Em entrevista à agência Lusa, um ano depois de ter aceitado coordenar a Estratégia Nacional para a Integração das Pessoas em Situação de Sem-abrigo (ENIPSSA), Henrique Joaquim afirmou que ainda não há dados que, “de uma forma clara”, permitam dizer que a pandemia provocada pela covid-19 trouxe mais pessoas para a situação de sem-abrigo.

“Mas sei, porque contactei, de situações concretas de pessoas que efetivamente caíram nesta condição por via da crise que foi gerada em resultado da pandemia, à semelhança do que aconteceu com outras crises no passado”, afirmou.

Para Henrique Joaquim, “uma das coisas que esta pandemia veio trazer e pôs a nu foi um conjunto de pessoas que estava em condições de significativa vulnerabilidade, com contratos de trabalho não muito consistentes ou com condições de trabalho também muitas vezes vulneráveis”.

“A grande diferença desta crise é que ela veio num curto espaço de tempo e de forma muito rápida.

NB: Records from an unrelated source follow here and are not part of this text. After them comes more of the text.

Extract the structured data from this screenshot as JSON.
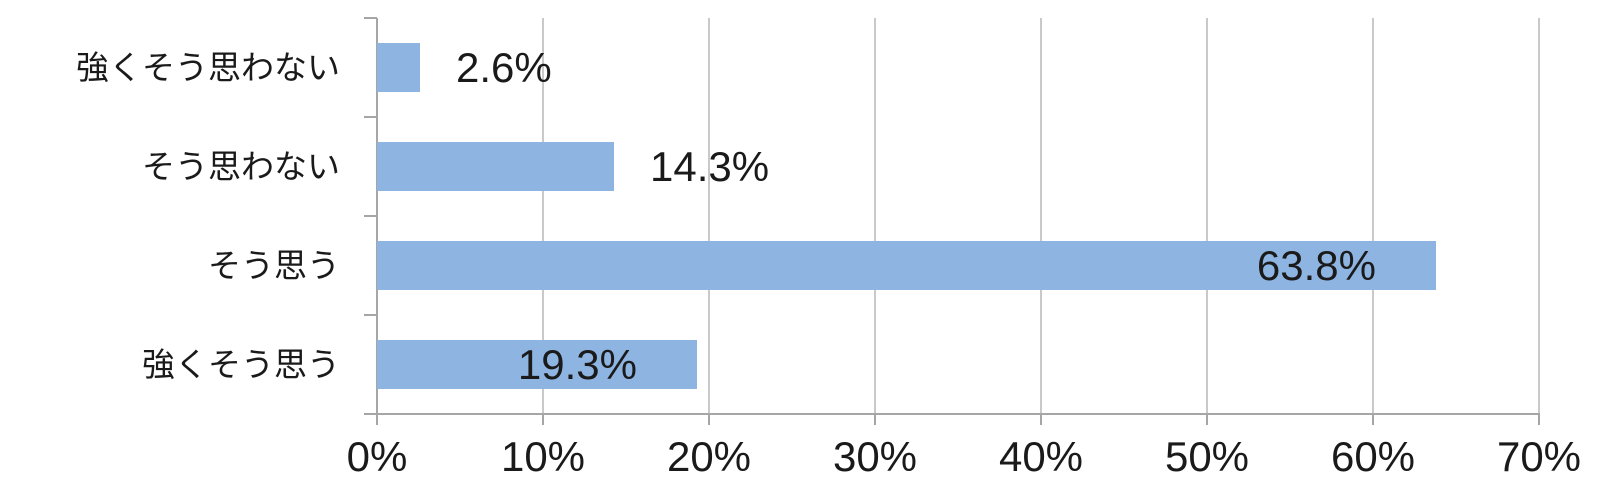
{
  "chart_data": {
    "type": "bar",
    "orientation": "horizontal",
    "title": "",
    "xlabel": "",
    "ylabel": "",
    "categories": [
      "強くそう思わない",
      "そう思わない",
      "そう思う",
      "強くそう思う"
    ],
    "values": [
      2.6,
      14.3,
      63.8,
      19.3
    ],
    "value_labels": [
      "2.6%",
      "14.3%",
      "63.8%",
      "19.3%"
    ],
    "value_label_placement": [
      "outside",
      "outside",
      "inside",
      "inside"
    ],
    "x_ticks": [
      0,
      10,
      20,
      30,
      40,
      50,
      60,
      70
    ],
    "x_tick_labels": [
      "0%",
      "10%",
      "20%",
      "30%",
      "40%",
      "50%",
      "60%",
      "70%"
    ],
    "xlim": [
      0,
      70
    ],
    "grid": true,
    "legend": false,
    "colors": {
      "bar_fill": "#8EB4E2",
      "gridline": "#C9C9C9",
      "axis_line": "#A6A6A6",
      "text": "#1A1A1A"
    }
  }
}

Na crise anterior, mal ou bem, fomos percebendo o que estava a acontecer [enquanto] esta crise não foi de um dia para o outro, mas foi quase”, afirmou.

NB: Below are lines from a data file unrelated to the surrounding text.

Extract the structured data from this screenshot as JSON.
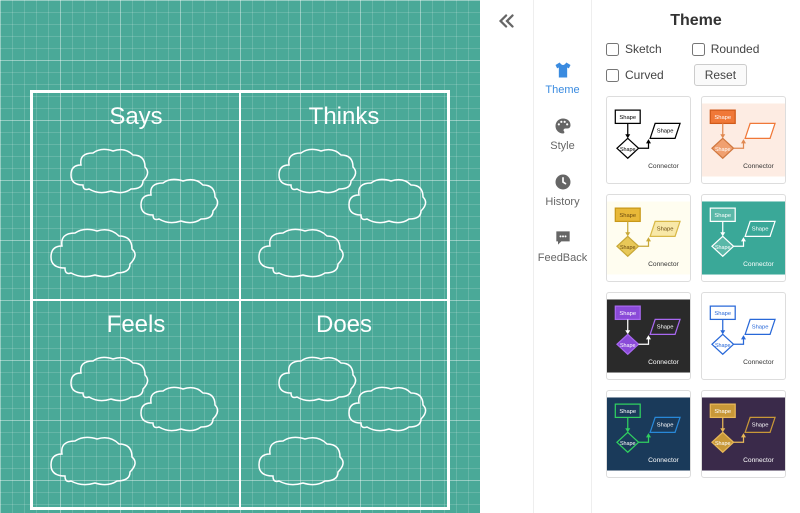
{
  "canvas": {
    "background_color": "#4aa998",
    "empathy_map": {
      "quadrants": [
        {
          "label": "Says"
        },
        {
          "label": "Thinks"
        },
        {
          "label": "Feels"
        },
        {
          "label": "Does"
        }
      ]
    }
  },
  "sidebar": {
    "collapse_icon": "collapse-left",
    "tabs": [
      {
        "label": "Theme",
        "icon": "tshirt",
        "active": true
      },
      {
        "label": "Style",
        "icon": "palette",
        "active": false
      },
      {
        "label": "History",
        "icon": "clock",
        "active": false
      },
      {
        "label": "FeedBack",
        "icon": "comment",
        "active": false
      }
    ]
  },
  "theme_panel": {
    "title": "Theme",
    "checkboxes": [
      {
        "label": "Sketch",
        "checked": false
      },
      {
        "label": "Rounded",
        "checked": false
      },
      {
        "label": "Curved",
        "checked": false
      }
    ],
    "reset_label": "Reset",
    "shape_label": "Shape",
    "connector_label": "Connector",
    "themes": [
      {
        "bg": "#ffffff",
        "shape_fill": "#ffffff",
        "shape_stroke": "#000000",
        "diamond_fill": "#ffffff",
        "diamond_stroke": "#000000",
        "rhombus_fill": "#ffffff",
        "rhombus_stroke": "#000000",
        "text_color": "#000000",
        "line_color": "#000000",
        "label_bg": "#ffffff",
        "label_text": "#000000"
      },
      {
        "bg": "#fdece3",
        "shape_fill": "#f07838",
        "shape_stroke": "#d05a1a",
        "diamond_fill": "#f0a070",
        "diamond_stroke": "#d07840",
        "rhombus_fill": "#ffffff",
        "rhombus_stroke": "#f07838",
        "text_color": "#ffffff",
        "line_color": "#e08850",
        "label_bg": "#f07838",
        "label_text": "#ffffff"
      },
      {
        "bg": "#fffdf0",
        "shape_fill": "#e8b838",
        "shape_stroke": "#c89818",
        "diamond_fill": "#e8c858",
        "diamond_stroke": "#c8a838",
        "rhombus_fill": "#f8e8a8",
        "rhombus_stroke": "#d8b848",
        "text_color": "#6a4a10",
        "line_color": "#c8a838",
        "label_bg": "#e8b838",
        "label_text": "#6a4a10"
      },
      {
        "bg": "#3aa898",
        "shape_fill": "#5ab8a8",
        "shape_stroke": "#ffffff",
        "diamond_fill": "#5ab8a8",
        "diamond_stroke": "#ffffff",
        "rhombus_fill": "#3aa898",
        "rhombus_stroke": "#ffffff",
        "text_color": "#ffffff",
        "line_color": "#ffffff",
        "label_bg": "#5ab8a8",
        "label_text": "#ffffff"
      },
      {
        "bg": "#2a2a2a",
        "shape_fill": "#8a4ad8",
        "shape_stroke": "#a868f0",
        "diamond_fill": "#8a4ad8",
        "diamond_stroke": "#a868f0",
        "rhombus_fill": "#2a2a2a",
        "rhombus_stroke": "#a868f0",
        "text_color": "#ffffff",
        "line_color": "#ffffff",
        "label_bg": "#8a4ad8",
        "label_text": "#ffffff"
      },
      {
        "bg": "#ffffff",
        "shape_fill": "#ffffff",
        "shape_stroke": "#2868d8",
        "diamond_fill": "#ffffff",
        "diamond_stroke": "#2868d8",
        "rhombus_fill": "#ffffff",
        "rhombus_stroke": "#2868d8",
        "text_color": "#2868d8",
        "line_color": "#2868d8",
        "label_bg": "#ffffff",
        "label_text": "#2868d8"
      },
      {
        "bg": "#1a3a5a",
        "shape_fill": "#1a3a5a",
        "shape_stroke": "#30d060",
        "diamond_fill": "#1a3a5a",
        "diamond_stroke": "#30d060",
        "rhombus_fill": "#1a3a5a",
        "rhombus_stroke": "#2888d8",
        "text_color": "#ffffff",
        "line_color": "#30d060",
        "label_bg": "#1a3a5a",
        "label_text": "#ffffff"
      },
      {
        "bg": "#3a2a4a",
        "shape_fill": "#c89838",
        "shape_stroke": "#e8b858",
        "diamond_fill": "#c89838",
        "diamond_stroke": "#e8b858",
        "rhombus_fill": "#3a2a4a",
        "rhombus_stroke": "#c89838",
        "text_color": "#ffffff",
        "line_color": "#e8b858",
        "label_bg": "#c89838",
        "label_text": "#ffffff"
      }
    ]
  }
}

De acordo com o responsável, não é possível, para já, dizer que a pandemia provocou um aumento de pessoas em condição de sem-abrigo e defendeu que o foco tem de estar em identificar localmente todos os casos, através de uma comunidade que está sensibilizada para o tema e ajuda a identificar “tão rápido quanto possível” porque “quanto mais rápido for identificada e encontrada solução de encaminhamento, menos difícil é reverter a situação”.

Apesar de frisar que a prioridade durante o último ano foram as pessoas, as equipas e as respostas, admite que é importante ter uma “radiografia” da dimensão atual, revelando que está a fazer “tudo por tudo” para nos “próximos meses” ser possível fazer análise com mais estatística, graças à contagem que está a ser feita pelos 30 Núcleos de Planeamento e Intervenção Sem-Abrigo (NIPSA).

Para já, os dados mais recentes – recolhidos em 2020, com referência a 2019 – mostram que "há cerca de 7.100 pessoas na condição de sem-abrigo a nível nacional”, entre pessoas sem teto e pessoas sem casa, que são a maioria.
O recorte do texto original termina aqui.